The family fuse

Do you ever turn off the television news and wonder, “How did our country become like this?”  I do.

So, I attempted to answer my own question.  This blog post is the result of my ponderings.  What if the majority of our nation’s weakness could be traced to one thing: the breakdown of the family.

Our nation is deciding whether we should endorse same-sex marriage.  Baltimore cancelled school, called out the National Guard and established a curfew hoping to keep their city from being destroyed by people the mayor called “thugs.”   But, to be fair, the same news broadcast showed neighbor helping neighbor as people cleaned up after the Texas tornadoes.  These are complex days in our nation’s history.  How did our country become like this?  I have an answer I would like you to consider.

I think God gave us the Bible to provide the direction we need for our earthly lives as well as for eternity.  I was pondering the mess of things I saw in the news and eventually landed on this thought.  God wanted “family” to be the foundation for our lives – and we left his plan behind.

Adam and Eve were to become a family.  When God sent the flood, Noah’s family was saved.  When Abraham was told to “go” he took his family.  God blessed him by making him the “father” of many nations.  Joseph forgave his family and cared for them in Egypt.  When Joshua and the Israelites had conquered the Promised Land, he divided the land up by assigning property to each family.  Kings were supposed produce strong heirs to the throne.  The Messiah was to come from a certain bloodline.  And Jesus called his followers “brothers.”  

The importance of family is one of the key themes of Scripture.  God created the concept of family as a foundation for our earthly lives.  Scripture tells us that heaven will be like one family.  2 Corinthians 6:18 reads, “And I will be a father to you, and you shall be sons and daughters to me, says the Lord Almighty.” Could it be that family values are the basis for any strong civilization?

An article from December 2014 reported:  Less than half (46%) of U.S. kids younger than 18 years of age are living in a home with two married heterosexual parents in their first marriage. This is a marked change from 1960, when 73% of children fit this description, and 1980, when 61% did according to a Pew Research Center analysis of recently-released American Community Survey (ACS) and Decennial Census data.

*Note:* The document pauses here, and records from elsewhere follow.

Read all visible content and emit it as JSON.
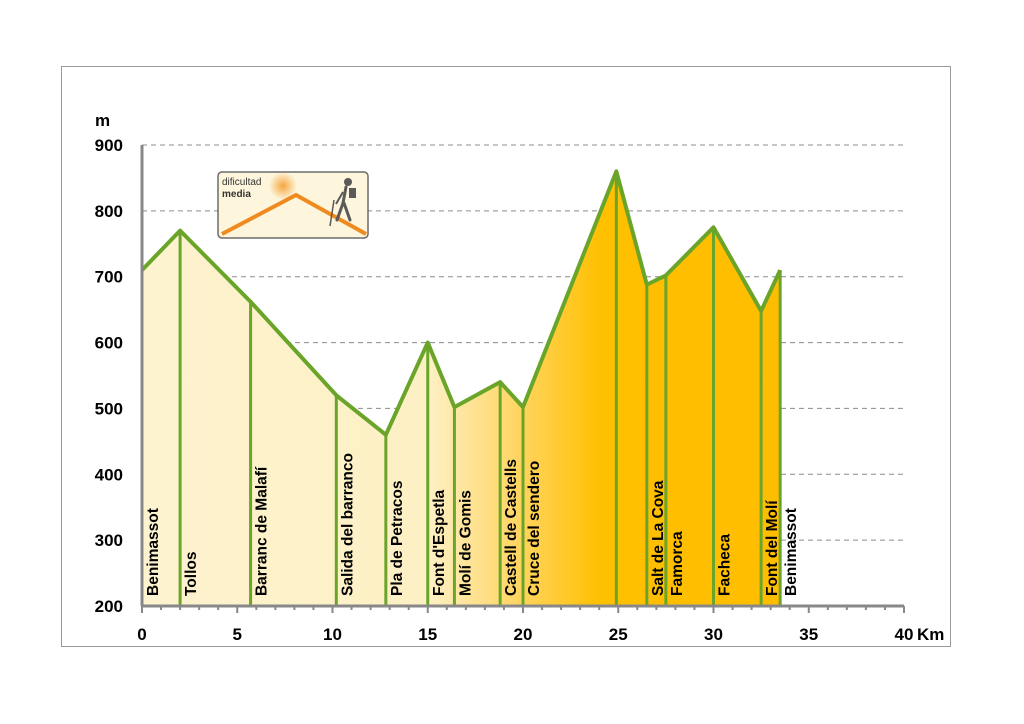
{
  "chart_data": {
    "type": "area",
    "ylabel": "m",
    "xlabel": "Km",
    "xlim": [
      0,
      40
    ],
    "ylim": [
      200,
      900
    ],
    "xticks": [
      0,
      5,
      10,
      15,
      20,
      25,
      30,
      35,
      40
    ],
    "yticks": [
      200,
      300,
      400,
      500,
      600,
      700,
      800,
      900
    ],
    "grid": true,
    "colors": {
      "line": "#6aa52a",
      "fill_light": "#fdf3cf",
      "fill_dark": "#ffbf00",
      "grid": "#8c8c8c"
    },
    "points": [
      {
        "x": 0,
        "y": 710,
        "label": "Benimassot"
      },
      {
        "x": 2,
        "y": 770,
        "label": "Tollos"
      },
      {
        "x": 5.7,
        "y": 662,
        "label": "Barranc de Malafí"
      },
      {
        "x": 10.2,
        "y": 520,
        "label": "Salida del barranco"
      },
      {
        "x": 12.8,
        "y": 460,
        "label": "Pla de Petracos"
      },
      {
        "x": 15,
        "y": 600,
        "label": "Font d'Espetla"
      },
      {
        "x": 16.4,
        "y": 502,
        "label": "Molí de Gomis"
      },
      {
        "x": 18.8,
        "y": 540,
        "label": "Castell de Castells"
      },
      {
        "x": 20,
        "y": 502,
        "label": "Cruce del sendero"
      },
      {
        "x": 24.9,
        "y": 860,
        "label": ""
      },
      {
        "x": 26.5,
        "y": 688,
        "label": "Salt de La Cova"
      },
      {
        "x": 27.5,
        "y": 702,
        "label": "Famorca"
      },
      {
        "x": 30,
        "y": 775,
        "label": "Facheca"
      },
      {
        "x": 32.5,
        "y": 648,
        "label": "Font del Molí"
      },
      {
        "x": 33.5,
        "y": 710,
        "label": "Benimassot"
      }
    ]
  },
  "badge": {
    "line1": "dificultad",
    "line2": "media",
    "hiker_icon": "hiker-icon"
  }
}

That same article gave this profound statistic: Americans are delaying marriage, and more may be foregoing the institution altogether. At the same time, the share of children born outside of marriage now stands at 41%, up from just 5% in 1960.

Maybe we have our answer to the problem.  Now, what is the solution?  Is there anything we can do?  I think the first thing Christians need to realize is that no solution will be quick.  The decline was over several decades and the solution will take at least that long.  How do we reverse a trend?  That has an easy answer: repent.  Repent means to turn around and go the opposite direction.

John the Baptist preached, “Repent, for the kingdom of heaven has come near”  (Matthew 3:2).  The prophet was telling the people that they would need to live completely changed lives when the Messiah/King arrived.  The early Christians did just that.  Almost everything about their lives changed when they accepted Jesus as Lord.

I think the strongest Christian witness might be found in the strength of our family.  That said, how would you evaluate your witness?  What can Christians do to strengthen their families?  If Christian families produce the best citizens, the world will begin to notice.  Could that be the root of our problem?  Consider this statistic from the Barna Research Center: “Born again Christians who are not evangelical were indistinguishable from the national average on the matter of divorce: 33% have been married and divorced.”  In other words, Christians who don’t have an evangelical, Spirit-filled faith produce similar family statistics to non-Christians.  

I think the sexual revolution of the sixties lit a fuse under the American family and a great deal of what we see on the evening news is evidence of the explosion.  That same fuse has been lit in our churches as well.  The sexual revolution changed our culture and changed the Church.  And that fuse is still lit.  Christians can’t change the world until we change ourselves.  

What do you need to repent of today?  How will your family change as a result?  Your response to those questions could change our nation in the decades to come.  It will definitely change your family right now.